Studies of soccer players and young runners have similarly shown that lower muscle flexibility increases injury likelihood, but the practical takeaway remains the same: the pattern of movement matters as much as, or more than, the raw range available at any single joint.

Identifying Relative Flexibility Problems

Clinicians assess relative flexibility by watching how movement distributes across regions during functional tasks. The simplest example is observing a forward bend: does most of the motion come from the hips with a relatively stable spine, or does the lumbar spine round early and excessively while the hips stay relatively still?

Another common test is the prone knee bend, where you lie face down and bend one knee, bringing the heel toward your buttocks. If your lower back arches noticeably during this movement, it indicates the lumbar spine is extending too easily, compensating for stiffness in the quadriceps or hip flexors. A similar principle applies in overhead reaching: if you arch your lower back when raising your arms overhead, it suggests your thoracic spine or shoulders lack sufficient mobility, and the lumbar spine is making up the difference.

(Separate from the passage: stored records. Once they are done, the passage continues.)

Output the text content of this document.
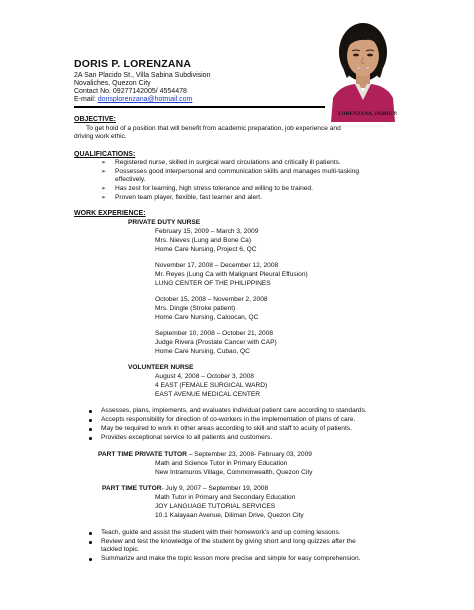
DORIS P. LORENZANA
2A San Placido St., Villa Sabina Subdivision
Novaliches, Quezon City
Contact No. 09277142005/ 4554478
E-mail: dorisplorenzana@hotmail.com
LORENZANA, DORIS P.
OBJECTIVE:
To get hold of a position that will benefit from academic preparation, job experience and
driving work ethic.
QUALIFICATIONS:
➢ Registered nurse, skilled in surgical ward circulations and critically ill patients.
➢ Possesses good interpersonal and communication skills and manages multi-tasking
effectively.
➢ Has zest for learning, high stress tolerance and willing to be trained.
➢ Proven team player, flexible, fast learner and alert.
WORK EXPERIENCE:
PRIVATE DUTY NURSE
February 15, 2009 – March 3, 2009
Mrs. Nieves (Lung and Bone Ca)
Home Care Nursing, Project 6, QC
November 17, 2008 – December 12, 2008
Mr. Reyes (Lung Ca with Malignant Pleural Effusion)
LUNG CENTER OF THE PHILIPPINES
October 15, 2008 – November 2, 2008
Mrs. Dingle (Stroke patient)
Home Care Nursing, Caloocan, QC
September 10, 2008 – October 21, 2008
Judge Rivera (Prostate Cancer with CAP)
Home Care Nursing, Cubao, QC
VOLUNTEER NURSE
August 4, 2008 – October 3, 2008
4 EAST (FEMALE SURGICAL WARD)
EAST AVENUE MEDICAL CENTER
Assesses, plans, implements, and evaluates individual patient care according to standards.
Accepts responsibility for direction of co-workers in the implementation of plans of care.
May be required to work in other areas according to skill and staff to acuity of patients.
Provides exceptional service to all patients and customers.
PART TIME PRIVATE TUTOR – September 23, 2008- February 03, 2009
Math and Science Tutor in Primary Education
New Intramuros Village, Commonwealth, Quezon City
PART TIME TUTOR- July 9, 2007 – September 19, 2008
Math Tutor in Primary and Secondary Education
JOY LANGUAGE TUTORIAL SERVICES
10.1 Kalayaan Avenue, Diliman Drive, Quezon City
Teach, guide and assist the student with their homework’s and up coming lessons.
Review and test the knowledge of the student by giving short and long quizzes after the
tackled topic.
Summarize and make the topic lesson more precise and simple for easy comprehension.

You can observe some of these patterns yourself. Film yourself from the side during a bodyweight squat or a toe touch. If your lower back rounds dramatically before your hips hinge, or if your heels lift because your ankles can’t dorsiflex enough, you’re seeing relative flexibility at work. The motion goes wherever the body finds the least resistance.

Correcting the Imbalance

Addressing relative flexibility requires a two-sided approach: increase mobility where you’re too stiff, and improve motor control where you’re too loose. Stretching alone won’t solve the problem if the compensation pattern is ingrained in how your nervous system organizes movement.

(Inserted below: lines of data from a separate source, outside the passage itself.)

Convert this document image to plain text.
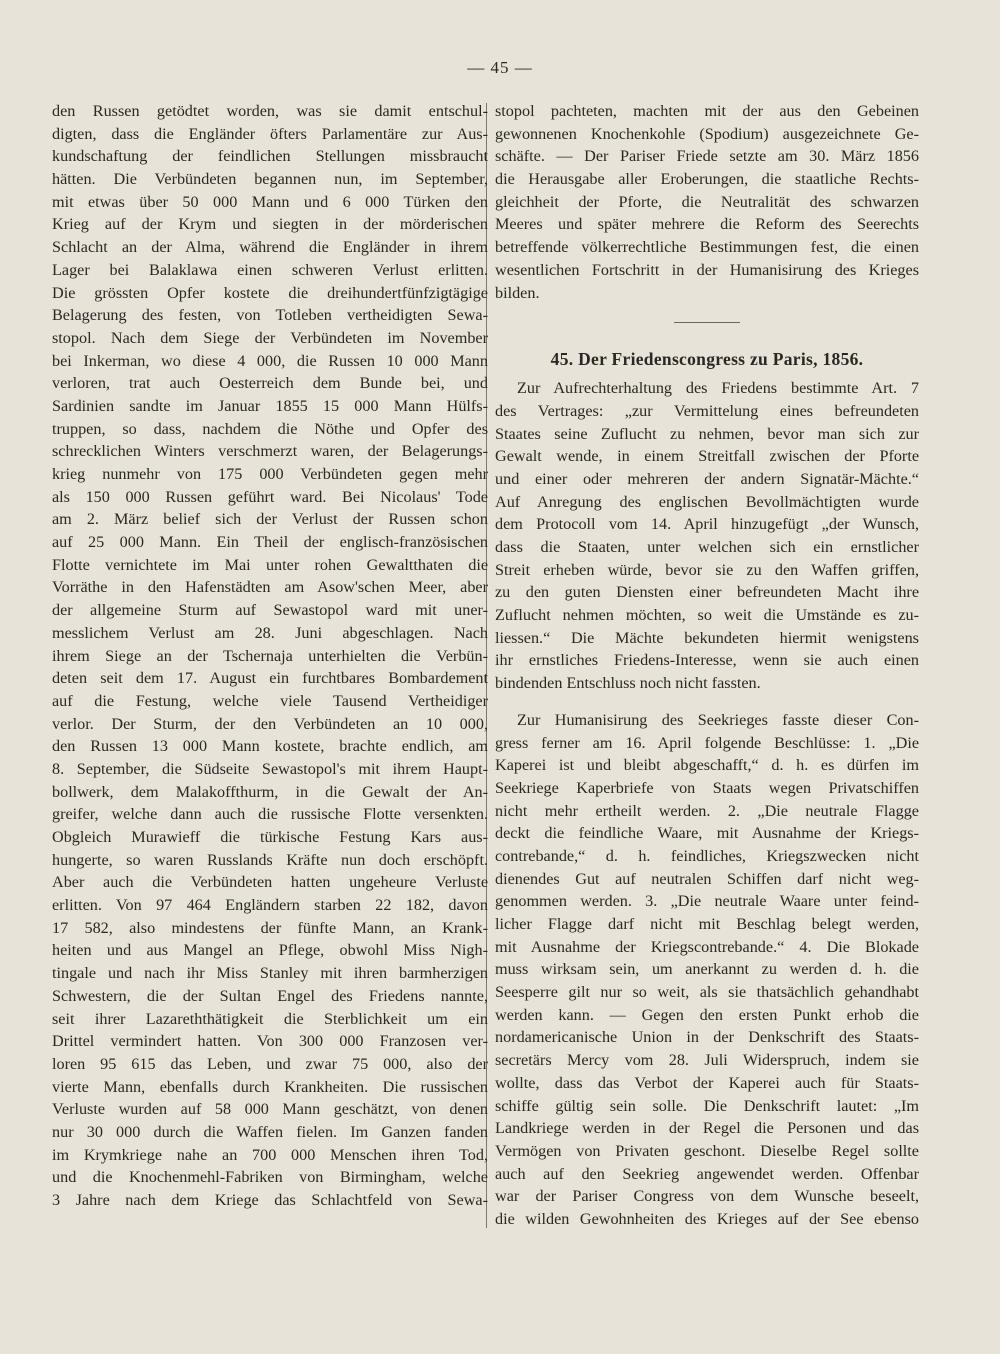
— 45 —
den Russen getödtet worden, was sie damit entschul-
digten, dass die Engländer öfters Parlamentäre zur Aus-
kundschaftung der feindlichen Stellungen missbraucht
hätten. Die Verbündeten begannen nun, im September,
mit etwas über 50 000 Mann und 6 000 Türken den
Krieg auf der Krym und siegten in der mörderischen
Schlacht an der Alma, während die Engländer in ihrem
Lager bei Balaklawa einen schweren Verlust erlitten.
Die grössten Opfer kostete die dreihundertfünfzigtägige
Belagerung des festen, von Totleben vertheidigten Sewa-
stopol. Nach dem Siege der Verbündeten im November
bei Inkerman, wo diese 4 000, die Russen 10 000 Mann
verloren, trat auch Oesterreich dem Bunde bei, und
Sardinien sandte im Januar 1855 15 000 Mann Hülfs-
truppen, so dass, nachdem die Nöthe und Opfer des
schrecklichen Winters verschmerzt waren, der Belagerungs-
krieg nunmehr von 175 000 Verbündeten gegen mehr
als 150 000 Russen geführt ward. Bei Nicolaus' Tode
am 2. März belief sich der Verlust der Russen schon
auf 25 000 Mann. Ein Theil der englisch-französischen
Flotte vernichtete im Mai unter rohen Gewaltthaten die
Vorräthe in den Hafenstädten am Asow'schen Meer, aber
der allgemeine Sturm auf Sewastopol ward mit uner-
messlichem Verlust am 28. Juni abgeschlagen. Nach
ihrem Siege an der Tschernaja unterhielten die Verbün-
deten seit dem 17. August ein furchtbares Bombardement
auf die Festung, welche viele Tausend Vertheidiger
verlor. Der Sturm, der den Verbündeten an 10 000,
den Russen 13 000 Mann kostete, brachte endlich, am
8. September, die Südseite Sewastopol's mit ihrem Haupt-
bollwerk, dem Malakoffthurm, in die Gewalt der An-
greifer, welche dann auch die russische Flotte versenkten.
Obgleich Murawieff die türkische Festung Kars aus-
hungerte, so waren Russlands Kräfte nun doch erschöpft.
Aber auch die Verbündeten hatten ungeheure Verluste
erlitten. Von 97 464 Engländern starben 22 182, davon
17 582, also mindestens der fünfte Mann, an Krank-
heiten und aus Mangel an Pflege, obwohl Miss Nigh-
tingale und nach ihr Miss Stanley mit ihren barmherzigen
Schwestern, die der Sultan Engel des Friedens nannte,
seit ihrer Lazareththätigkeit die Sterblichkeit um ein
Drittel vermindert hatten. Von 300 000 Franzosen ver-
loren 95 615 das Leben, und zwar 75 000, also der
vierte Mann, ebenfalls durch Krankheiten. Die russischen
Verluste wurden auf 58 000 Mann geschätzt, von denen
nur 30 000 durch die Waffen fielen. Im Ganzen fanden
im Krymkriege nahe an 700 000 Menschen ihren Tod,
und die Knochenmehl-Fabriken von Birmingham, welche
3 Jahre nach dem Kriege das Schlachtfeld von Sewa-
stopol pachteten, machten mit der aus den Gebeinen
gewonnenen Knochenkohle (Spodium) ausgezeichnete Ge-
schäfte. — Der Pariser Friede setzte am 30. März 1856
die Herausgabe aller Eroberungen, die staatliche Rechts-
gleichheit der Pforte, die Neutralität des schwarzen
Meeres und später mehrere die Reform des Seerechts
betreffende völkerrechtliche Bestimmungen fest, die einen
wesentlichen Fortschritt in der Humanisirung des Krieges
bilden.
45. Der Friedenscongress zu Paris, 1856.
Zur Aufrechterhaltung des Friedens bestimmte Art. 7
des Vertrages: „zur Vermittelung eines befreundeten
Staates seine Zuflucht zu nehmen, bevor man sich zur
Gewalt wende, in einem Streitfall zwischen der Pforte
und einer oder mehreren der andern Signatär-Mächte.“
Auf Anregung des englischen Bevollmächtigten wurde
dem Protocoll vom 14. April hinzugefügt „der Wunsch,
dass die Staaten, unter welchen sich ein ernstlicher
Streit erheben würde, bevor sie zu den Waffen griffen,
zu den guten Diensten einer befreundeten Macht ihre
Zuflucht nehmen möchten, so weit die Umstände es zu-
liessen.“ Die Mächte bekundeten hiermit wenigstens
ihr ernstliches Friedens-Interesse, wenn sie auch einen
bindenden Entschluss noch nicht fassten.
Zur Humanisirung des Seekrieges fasste dieser Con-
gress ferner am 16. April folgende Beschlüsse: 1. „Die
Kaperei ist und bleibt abgeschafft,“ d. h. es dürfen im
Seekriege Kaperbriefe von Staats wegen Privatschiffen
nicht mehr ertheilt werden. 2. „Die neutrale Flagge
deckt die feindliche Waare, mit Ausnahme der Kriegs-
contrebande,“ d. h. feindliches, Kriegszwecken nicht
dienendes Gut auf neutralen Schiffen darf nicht weg-
genommen werden. 3. „Die neutrale Waare unter feind-
licher Flagge darf nicht mit Beschlag belegt werden,
mit Ausnahme der Kriegscontrebande.“ 4. Die Blokade
muss wirksam sein, um anerkannt zu werden d. h. die
Seesperre gilt nur so weit, als sie thatsächlich gehandhabt
werden kann. — Gegen den ersten Punkt erhob die
nordamericanische Union in der Denkschrift des Staats-
secretärs Mercy vom 28. Juli Widerspruch, indem sie
wollte, dass das Verbot der Kaperei auch für Staats-
schiffe gültig sein solle. Die Denkschrift lautet: „Im
Landkriege werden in der Regel die Personen und das
Vermögen von Privaten geschont. Dieselbe Regel sollte
auch auf den Seekrieg angewendet werden. Offenbar
war der Pariser Congress von dem Wunsche beseelt,
die wilden Gewohnheiten des Krieges auf der See ebenso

On the mobility side, static stretching held for more than 60 seconds and foam rolling have both been shown to reduce muscle stiffness. For the classic tight-hamstrings, loose-lower-back pattern, hamstring stretches and hip flexor stretches help restore the hip’s share of movement. Manual therapy techniques targeting stiff joints can also improve mobility in restricted segments.

The more important piece is motor control training: teaching the over-flexible area to stabilize while the stiff area moves. For lumbar-hip problems, this means exercises like pelvic tilts, abdominal bracing, and hip hinges, where you practice maintaining a neutral spine while moving through the hips. These exercises are typically performed for 2 to 3 sets of 10 to 15 repetitions and progress gradually. The key is learning to control the position of your lumbar spine across multiple postures: standing, sitting, squatting, and on all fours.

The progression matters. Early exercises focus on simply finding and holding a neutral spine position. Later stages challenge that control during dynamic movements that mimic real life, like bending to pick something up or reaching overhead. The direction of the exercise program depends on the direction of the impairment: someone who compensates into lumbar flexion needs different exercises than someone who compensates into extension or side-bending.

For athletes, the goal isn’t eliminating all stiffness. Some stiffness in the right places enhances force production and energy storage during explosive movements. The aim is matching stiffness to the demands of your sport and ensuring that no single region absorbs compensatory stress that leads to tissue breakdown over time.